Les explications de la direction sont ridicules. Elle invoque l'augmentation des dépenses de gaz et de fuel ! Elle aurait pu difficilement mettre en avant l'augmentation des salaires, vu qu'il n'y en pas eu pendant deux ans. Elle invoque les 35 heures alors qu'il n'y a eu aucune embauche et que l'annualisation a permis de nous faire travailler plusieurs samedis et six jours sur sept jusqu'à cet été, sans avoir à payer d'heures supplémentaires.

D'où viennent ces prétendues pertes alors que nous avons vu les cadences augmenter ? Le nombre de dépressions physiques et nerveuses n'a cessé d'augmenter à cause de la pression de l'encadrement. Les pièces produites ont bien été vendues et ont bien rapporté du profit !

Il y a deux mois, le directeur de l'usine de Vitry déclarait même au journal financier les Echos : " Nous avons pris le pari d'investir massivement en France ", ajoutant que les exportations devaient être portées à 40 % d'ici trois ans.

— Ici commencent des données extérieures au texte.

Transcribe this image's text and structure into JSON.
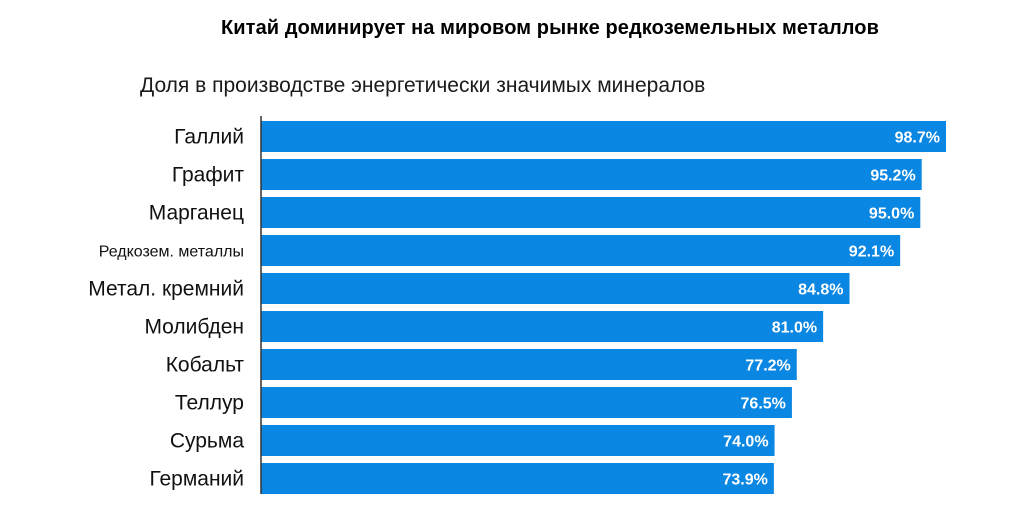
{
  "title": "Китай доминирует на мировом рынке редкоземельных металлов",
  "subtitle": "Доля в производстве энергетически значимых минералов",
  "colors": {
    "bar": "#0a86e3",
    "axis": "#333333",
    "label": "#ffffff"
  },
  "chart_data": {
    "type": "bar",
    "orientation": "horizontal",
    "categories": [
      "Галлий",
      "Графит",
      "Марганец",
      "Редкозем. металлы",
      "Метал. кремний",
      "Молибден",
      "Кобальт",
      "Теллур",
      "Сурьма",
      "Германий"
    ],
    "values": [
      98.7,
      95.2,
      95.0,
      92.1,
      84.8,
      81.0,
      77.2,
      76.5,
      74.0,
      73.9
    ],
    "value_labels": [
      "98.7%",
      "95.2%",
      "95.0%",
      "92.1%",
      "84.8%",
      "81.0%",
      "77.2%",
      "76.5%",
      "74.0%",
      "73.9%"
    ],
    "unit": "%",
    "xlim": [
      0,
      100
    ],
    "grid": false,
    "legend": "none"
  }
}
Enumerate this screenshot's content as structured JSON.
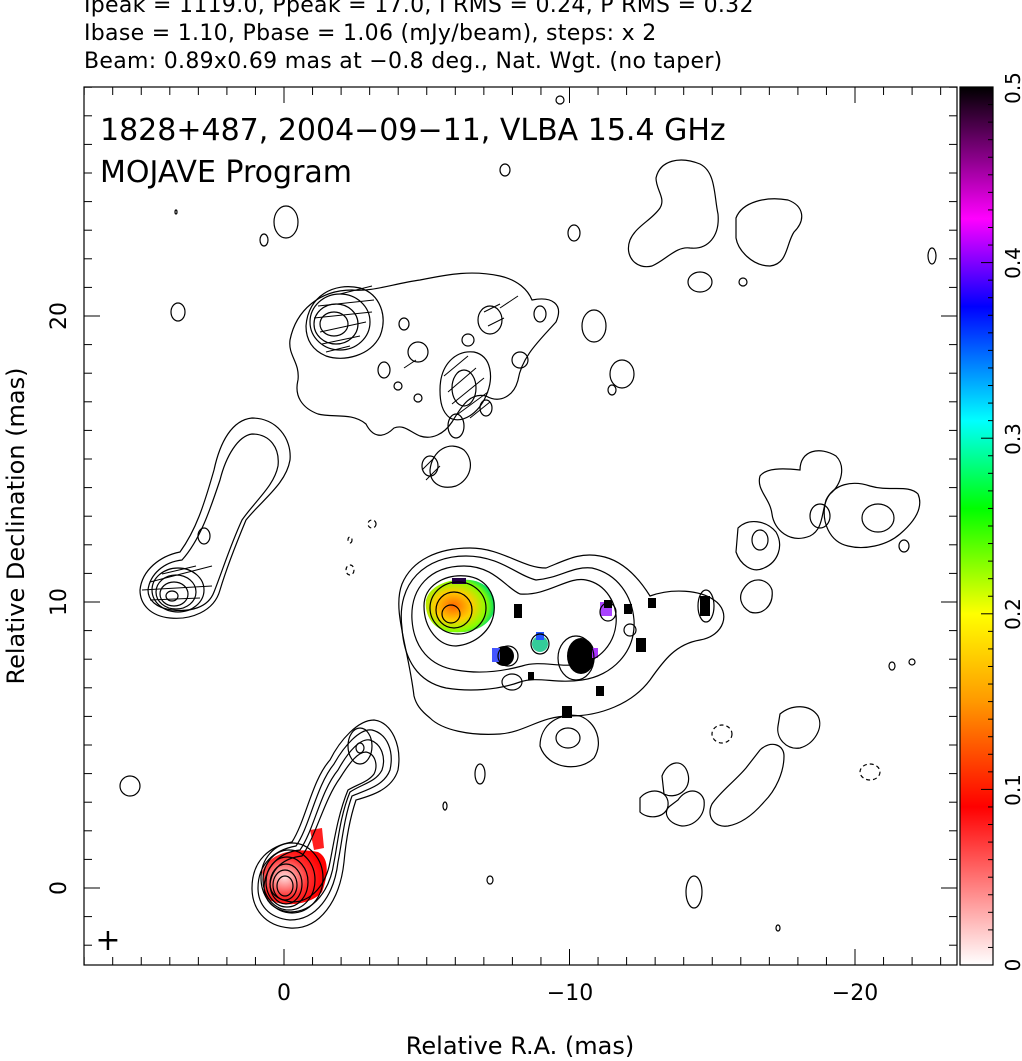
{
  "header": {
    "line1": "Ipeak = 1119.0, Ppeak = 17.0, I RMS = 0.24, P RMS = 0.32",
    "line2": "Ibase = 1.10, Pbase = 1.06 (mJy/beam), steps: x 2",
    "line3": "Beam: 0.89x0.69 mas at −0.8 deg., Nat. Wgt. (no taper)"
  },
  "plot": {
    "title_line1": "1828+487, 2004−09−11, VLBA 15.4 GHz",
    "title_line2": "MOJAVE Program",
    "xlabel": "Relative R.A. (mas)",
    "ylabel": "Relative Declination (mas)",
    "xticks": [
      "0",
      "−10",
      "−20"
    ],
    "yticks": [
      "0",
      "10",
      "20"
    ],
    "beam_marker": "+"
  },
  "colorbar": {
    "ticks": [
      "0",
      "0.1",
      "0.2",
      "0.3",
      "0.4",
      "0.5"
    ],
    "colors": [
      "#ffffff",
      "#ff0000",
      "#ffaa00",
      "#ffff00",
      "#00ff00",
      "#00ffff",
      "#0000ff",
      "#ff00ff",
      "#000000"
    ]
  }
}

Autre raison avancée : la Faïencerie appartient à un groupe familial dont le principal actionnaire a 81 ans et souhaite passer la main. Il est donc possible qu'un capitaliste qui a toute sa vie accumulé sa fortune sur le travail des ouvriers ferme une usine et jette à la rue 400 ouvriers comme il se débarrasserait d'une voiture parce qu'il en a assez !

Elle affiche des pertes mais verse des dividendes aux actionnaires !

Pour couronner le tout, la famille principale actionnaire de FSDV, dont Sarreguemines Bâtiment représente 45 % du chiffre d'affaires, vient de verser en 2001 en dividendes 0,19 euro par action, près de 23 342 euros (140 000 F), tout en prétendant faire des pertes ! Cela a fait dire à un analyste financier que " la compagnie va revenir au profit rapidement : une compagnie ne peut pas payer longtemps des dividendes si elle perd de l'argent. "

On a pressé le citron, on veut jeter la peau

Pendant des dizaines d'années, les actionnaires ont encaissé du profit. Pour elle, la plupart des ouvriers y ont laissé leur santé. Dans plusieurs secteurs, le travail s'effectue dans la poussière d'émail, de talc. La silicose fait des ravages. La chaleur souvent insupportable nécessite que l'on boive des litres d'eau par jour. Dans ces vieux ateliers, tout se porte manuellement : ce sont des tonnes chaque jour à soulever. Au bout de dix ans d'usine, les travailleurs qui n'ont pas de problèmes de dos sont des exceptions. Les accidents de travail sont parfois mortels.

Même dans les nouvelles unités que la direction a fait construire, grâce aux subventions et sur un terrain cédé par la commune, les conditions de travail sont tout autant infernales.

Et dans les unités anciennes, tout est laissé à l'abandon depuis des années, alors que la plupart des ouvriers y travaillent. Il y pleut ou il y neige. Il n'y a même pas l'eau courante. On pompe l'eau du canal voisin. Et quelquefois au robinet, on trouve des arêtes de poisson !

Si nous sommes jetés à la rue, quelle entreprise, dans une région déjà socialement sinistrée, acceptera des ouvriers usés par le travail à la Faïencerie ? Combien ont vu d'anciens collègues, poussés à partir parce que trop souvent malades, contraints de vivre avec moins de 457 euros (3 000 F) par mois ?

La lutte ne fait que commencer

Cette annonce a été un choc pour tout le monde, les réactions étant partagées entre la colère, l'abattement et la peur de faire prochainement partie d'une charrette de licenciements.

Le jour de la reprise, une vingtaine d'ouvriers, à l'appel de FO, ont fait un piquet dès 3h1/2 du matin, distribuant un tract appelant à un rassemblement. La direction et la CGT, qui dans cette usine se range à chaque fois du côté de la direction, ont fait pression, pour l'instant avec succès, pour empêcher tout rassemblement.

Les porte-parole de la direction se répandent partout pour expliquer qu'il ne faut rien faire sinon on effrayera un repreneur éventuel.

Pourtant la lutte, aujourd'hui, est notre seul moyen d'imposer notre droit à la vie.